Faculty Profile Faculty Awards

Saldaña receives President’s Distinguished Diversity Award

June 16, 2021
Academic Strategic Communications
Saldaña receives President’s Distinguished Diversity Award

Profile photo of Lilliana Saldaña

Associate Professor and Mexican American Studies Program Coordinator Lilliana Saldaña has received the President’s Distinguished Diversity Award. By advocating for and supporting culturally-responsive Mexican-American education and its educators, Saldaña exemplifies UTSA’s commitment to being a Hispanic thriving institution. 

"I'm honored that my fellow colleagues at UTSA recognize the value of the MAS Teachers Academy in growing ethnic studies in our K-12 public schools," says Saldaña. "This has definitely been a community-powered effort, and I'm grateful to be part of a community of fierce MAS teachers, community partners, and fellow colleagues who have built this space from the ground up." 

Saldaña is passionate about creating spaces for students to learn the culture and history of the Mexican American community. She co-directs the Mexican American Studies (MAS) Teachers Academy, a one-week professional development seminar that provides a decolonial history of the Mexican American experience. The seminar helps high school teachers who want to add a MAS course or integrate the curriculum into their existing humanities courses. 

Saldaña also collaborates with local and national organizations to advocate for decolonial MAS curriculum in K-20 schools. Partnering with the National Association for Chicana and Chicano Studies (NACCS) Tejas Foco Committee on MAS in PreK-12 Education, Saldaña broke ground for MAS to be included in the Texas State Board of Education (SBOE) for the first time. Nearly 800 students are now currently enrolled in MAS courses thanks to these efforts. 

Integrating MAS curriculum in school helps Mexican-American students develop critical consciousness and a stronger sense of identity. It also correlates with increased high school and college graduation rates as well as higher education attendance rates for first-generation students. 

"We are building on the legacy of community-created escuelitas (little schools) to ensure that present and future generations of children and youth have access to the transformative and humanizing practices of ethnic studies curricula and pedagogies, says Saldaña.

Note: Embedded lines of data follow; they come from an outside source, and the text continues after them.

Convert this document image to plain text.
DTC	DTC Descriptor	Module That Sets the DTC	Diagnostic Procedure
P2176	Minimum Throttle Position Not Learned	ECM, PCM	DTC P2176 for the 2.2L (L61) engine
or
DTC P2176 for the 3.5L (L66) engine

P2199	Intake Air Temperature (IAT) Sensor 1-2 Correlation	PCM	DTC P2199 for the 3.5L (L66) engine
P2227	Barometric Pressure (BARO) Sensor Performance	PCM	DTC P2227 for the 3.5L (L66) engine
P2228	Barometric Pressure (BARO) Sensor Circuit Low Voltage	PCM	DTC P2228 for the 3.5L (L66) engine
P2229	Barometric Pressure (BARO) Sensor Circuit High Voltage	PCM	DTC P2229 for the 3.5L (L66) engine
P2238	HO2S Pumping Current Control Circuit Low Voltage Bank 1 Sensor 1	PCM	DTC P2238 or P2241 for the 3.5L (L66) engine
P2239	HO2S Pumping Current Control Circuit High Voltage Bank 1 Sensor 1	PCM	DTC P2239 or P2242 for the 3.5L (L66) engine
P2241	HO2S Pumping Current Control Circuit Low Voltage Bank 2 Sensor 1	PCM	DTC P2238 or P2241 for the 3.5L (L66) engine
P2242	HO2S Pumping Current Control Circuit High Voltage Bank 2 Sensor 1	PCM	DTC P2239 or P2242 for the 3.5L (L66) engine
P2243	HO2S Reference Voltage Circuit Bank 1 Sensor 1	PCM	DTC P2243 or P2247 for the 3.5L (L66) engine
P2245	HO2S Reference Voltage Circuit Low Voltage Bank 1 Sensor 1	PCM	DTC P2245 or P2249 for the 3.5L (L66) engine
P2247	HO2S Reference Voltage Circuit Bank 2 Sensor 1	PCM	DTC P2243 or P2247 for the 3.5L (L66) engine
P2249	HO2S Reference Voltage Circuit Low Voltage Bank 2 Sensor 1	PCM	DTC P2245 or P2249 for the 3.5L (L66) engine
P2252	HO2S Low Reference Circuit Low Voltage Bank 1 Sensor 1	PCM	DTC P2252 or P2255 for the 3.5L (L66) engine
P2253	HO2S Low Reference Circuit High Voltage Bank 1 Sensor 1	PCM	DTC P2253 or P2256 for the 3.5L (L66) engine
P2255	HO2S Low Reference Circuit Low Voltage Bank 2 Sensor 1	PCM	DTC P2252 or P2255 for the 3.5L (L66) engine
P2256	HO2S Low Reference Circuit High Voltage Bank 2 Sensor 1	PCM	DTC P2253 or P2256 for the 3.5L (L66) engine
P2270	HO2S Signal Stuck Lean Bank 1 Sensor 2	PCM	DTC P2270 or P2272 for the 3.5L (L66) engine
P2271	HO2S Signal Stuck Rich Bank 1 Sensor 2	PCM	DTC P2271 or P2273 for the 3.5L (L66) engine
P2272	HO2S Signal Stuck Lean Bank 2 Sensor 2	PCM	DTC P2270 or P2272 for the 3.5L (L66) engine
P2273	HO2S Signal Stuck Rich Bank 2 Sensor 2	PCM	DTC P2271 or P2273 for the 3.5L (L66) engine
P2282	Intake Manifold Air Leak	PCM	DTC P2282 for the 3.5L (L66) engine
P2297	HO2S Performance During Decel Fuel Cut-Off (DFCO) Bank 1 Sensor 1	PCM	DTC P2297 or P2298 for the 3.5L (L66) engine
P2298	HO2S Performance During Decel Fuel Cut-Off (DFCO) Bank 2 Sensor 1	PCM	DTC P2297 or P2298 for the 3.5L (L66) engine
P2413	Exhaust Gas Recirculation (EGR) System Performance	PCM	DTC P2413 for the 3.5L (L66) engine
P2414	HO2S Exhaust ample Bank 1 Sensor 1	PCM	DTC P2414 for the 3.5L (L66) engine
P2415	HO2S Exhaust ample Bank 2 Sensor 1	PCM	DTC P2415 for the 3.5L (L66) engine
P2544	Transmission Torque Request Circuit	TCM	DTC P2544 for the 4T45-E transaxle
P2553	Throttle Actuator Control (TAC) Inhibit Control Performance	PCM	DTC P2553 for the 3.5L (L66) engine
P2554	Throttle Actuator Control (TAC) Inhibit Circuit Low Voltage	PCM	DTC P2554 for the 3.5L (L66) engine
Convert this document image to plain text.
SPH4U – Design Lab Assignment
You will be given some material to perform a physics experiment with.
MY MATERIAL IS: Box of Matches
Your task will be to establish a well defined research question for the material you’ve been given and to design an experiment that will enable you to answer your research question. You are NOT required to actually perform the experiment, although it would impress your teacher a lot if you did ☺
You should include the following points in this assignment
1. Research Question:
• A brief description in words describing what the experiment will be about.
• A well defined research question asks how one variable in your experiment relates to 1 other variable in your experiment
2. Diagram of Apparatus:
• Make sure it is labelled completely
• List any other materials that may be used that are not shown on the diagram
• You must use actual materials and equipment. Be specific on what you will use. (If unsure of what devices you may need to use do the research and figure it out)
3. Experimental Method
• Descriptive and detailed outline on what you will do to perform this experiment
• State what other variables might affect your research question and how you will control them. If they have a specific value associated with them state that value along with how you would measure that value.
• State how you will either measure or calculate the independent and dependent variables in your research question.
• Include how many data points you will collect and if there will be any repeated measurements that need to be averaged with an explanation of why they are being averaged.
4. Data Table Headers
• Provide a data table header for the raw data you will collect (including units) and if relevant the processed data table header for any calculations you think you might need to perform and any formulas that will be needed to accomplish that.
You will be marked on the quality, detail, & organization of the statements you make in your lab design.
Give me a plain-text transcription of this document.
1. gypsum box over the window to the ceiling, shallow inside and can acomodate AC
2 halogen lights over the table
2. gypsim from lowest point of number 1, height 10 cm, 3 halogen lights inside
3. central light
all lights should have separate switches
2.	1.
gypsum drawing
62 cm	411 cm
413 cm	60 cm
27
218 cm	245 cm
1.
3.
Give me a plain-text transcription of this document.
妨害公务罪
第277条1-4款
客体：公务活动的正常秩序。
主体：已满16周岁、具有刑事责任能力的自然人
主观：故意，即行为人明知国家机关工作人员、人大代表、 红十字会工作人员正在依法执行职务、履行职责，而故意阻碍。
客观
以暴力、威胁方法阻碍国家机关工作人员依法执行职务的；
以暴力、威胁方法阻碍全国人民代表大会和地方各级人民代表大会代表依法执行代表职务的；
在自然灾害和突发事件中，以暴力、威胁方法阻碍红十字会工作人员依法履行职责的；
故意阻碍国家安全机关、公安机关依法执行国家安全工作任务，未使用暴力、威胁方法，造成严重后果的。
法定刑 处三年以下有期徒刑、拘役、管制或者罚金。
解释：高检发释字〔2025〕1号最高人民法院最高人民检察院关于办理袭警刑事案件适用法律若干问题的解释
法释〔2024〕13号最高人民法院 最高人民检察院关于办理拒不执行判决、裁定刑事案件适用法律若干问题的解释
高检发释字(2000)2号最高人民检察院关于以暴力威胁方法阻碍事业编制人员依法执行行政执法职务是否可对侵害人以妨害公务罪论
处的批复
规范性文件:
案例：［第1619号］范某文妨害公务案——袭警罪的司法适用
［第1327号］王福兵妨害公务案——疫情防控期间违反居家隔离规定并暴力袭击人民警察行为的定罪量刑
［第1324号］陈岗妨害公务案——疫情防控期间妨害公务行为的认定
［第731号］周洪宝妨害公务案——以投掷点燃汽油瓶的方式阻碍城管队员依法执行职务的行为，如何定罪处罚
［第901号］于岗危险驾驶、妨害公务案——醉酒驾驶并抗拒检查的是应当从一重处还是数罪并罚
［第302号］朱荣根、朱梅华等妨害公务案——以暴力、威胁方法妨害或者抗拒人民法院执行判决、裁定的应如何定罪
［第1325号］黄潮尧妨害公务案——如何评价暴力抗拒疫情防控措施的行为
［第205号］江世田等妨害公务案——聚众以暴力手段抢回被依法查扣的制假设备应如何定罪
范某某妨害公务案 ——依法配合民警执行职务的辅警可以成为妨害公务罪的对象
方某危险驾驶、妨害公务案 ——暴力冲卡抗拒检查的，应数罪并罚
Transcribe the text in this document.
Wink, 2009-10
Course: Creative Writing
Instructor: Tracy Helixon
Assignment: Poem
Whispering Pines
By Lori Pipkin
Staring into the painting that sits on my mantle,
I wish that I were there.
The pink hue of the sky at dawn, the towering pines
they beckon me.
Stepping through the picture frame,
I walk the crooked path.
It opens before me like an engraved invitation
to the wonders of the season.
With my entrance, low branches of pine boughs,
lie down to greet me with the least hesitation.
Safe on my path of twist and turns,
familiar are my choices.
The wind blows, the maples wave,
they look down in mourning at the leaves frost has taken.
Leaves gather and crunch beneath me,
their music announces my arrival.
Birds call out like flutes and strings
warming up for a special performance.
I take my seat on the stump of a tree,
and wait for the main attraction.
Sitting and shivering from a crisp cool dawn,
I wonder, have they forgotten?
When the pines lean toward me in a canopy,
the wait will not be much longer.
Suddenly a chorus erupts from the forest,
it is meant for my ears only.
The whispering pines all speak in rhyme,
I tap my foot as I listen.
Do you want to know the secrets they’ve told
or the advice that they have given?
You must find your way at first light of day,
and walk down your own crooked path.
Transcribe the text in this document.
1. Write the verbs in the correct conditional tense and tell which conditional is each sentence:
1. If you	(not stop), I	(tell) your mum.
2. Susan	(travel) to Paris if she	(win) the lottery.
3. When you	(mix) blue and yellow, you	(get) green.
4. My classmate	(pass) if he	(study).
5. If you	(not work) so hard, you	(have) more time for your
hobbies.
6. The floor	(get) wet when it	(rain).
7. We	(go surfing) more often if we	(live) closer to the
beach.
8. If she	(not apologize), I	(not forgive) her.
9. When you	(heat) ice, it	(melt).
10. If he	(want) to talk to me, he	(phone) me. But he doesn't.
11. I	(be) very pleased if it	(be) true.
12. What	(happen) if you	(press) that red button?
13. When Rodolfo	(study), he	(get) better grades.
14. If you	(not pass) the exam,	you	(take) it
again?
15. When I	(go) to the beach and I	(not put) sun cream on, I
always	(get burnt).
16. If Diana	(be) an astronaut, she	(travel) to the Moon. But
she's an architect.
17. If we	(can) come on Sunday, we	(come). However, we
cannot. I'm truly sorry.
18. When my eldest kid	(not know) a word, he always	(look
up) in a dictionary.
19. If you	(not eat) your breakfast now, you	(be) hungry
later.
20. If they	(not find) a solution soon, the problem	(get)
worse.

Saldaña’s scholarship and service are deeply invested in the community. Her co-edited book, Latinas and the Politics of Urban Spaces, examines case studies that place Latinas/xs, particularly of the immigrant and queer communities, at the forefront. The book is the first of its kind to use case studies to demonstrate practicable approaches for social and political activism. 

Saldaña helped organize the first Statewide Summit for MAS to provide updates on the advancement of MAS in public schools. She also supported the “Reject the Text” statewide campaign, which successfully got the SBOE to reject the initial Mexican American studies textbook recommendation due to its offensive and inaccurate representations. 

Saldaña is co-chair and board member of San Antonio’s Esperanza Peace and Justice Center. Through her service on the board, Saldaña is able to integrate the center’s cultural arts programming into MAS courses, thus further exposing students to Mexican American experiences through visual, performance and musical arts. 

Saldaña serves on the board of the first-of-its-kind Mexican American Civil Rights Institute dedicated to researching and documenting civil rights milestones in San Antonio and South Texas. She also serves on the advisory board for the UTSA Dreamers Resource Center, the first resource center dedicated to DACA and undocumented students attending a public university in Texas. 

Saldaña coordinates the Mexican American Studies program for the Department of Race, Ethnicity, Gender, and Sexuality Studies in the UTSA College of Education and Human Development and is vice-chair of La Raza Faculty and Administrators Association. She is also a member of the SA2020 advisory council, the Mujeres Activas en Letras y Cambio Social, both the National Association for Chicana and Chicano Studies (NACCS) and the NACCS Tejas Foco (regional chapter), and the Society for the Study of Gloria Anzaldúa. 

“Dr. Lilliana Saldaña embodies what it means to be a civically-engaged faculty member of a Hispanic Serving Institution,” says C. Alejandra Elenes, professor and chair of the Department of Race, Ethnicity, Gender and Sexuality Studies. “A native of San Antonio, she is a scholar-activist who consistently advocates to open educational pathways for Latina/o/x and Chicana/o/x populations of San Antonio and the greater San Antonio region. In doing so, she draws from personal experience and ancestral knowledge to produce community-centered research and pedagogies.”

The UTSA President’s Distinguished Diversity Awards are annual awards that bestow the highest level of recognition to individuals or groups for work that helps the UTSA community think about and practice diversity and inclusion in creative and collaborative ways.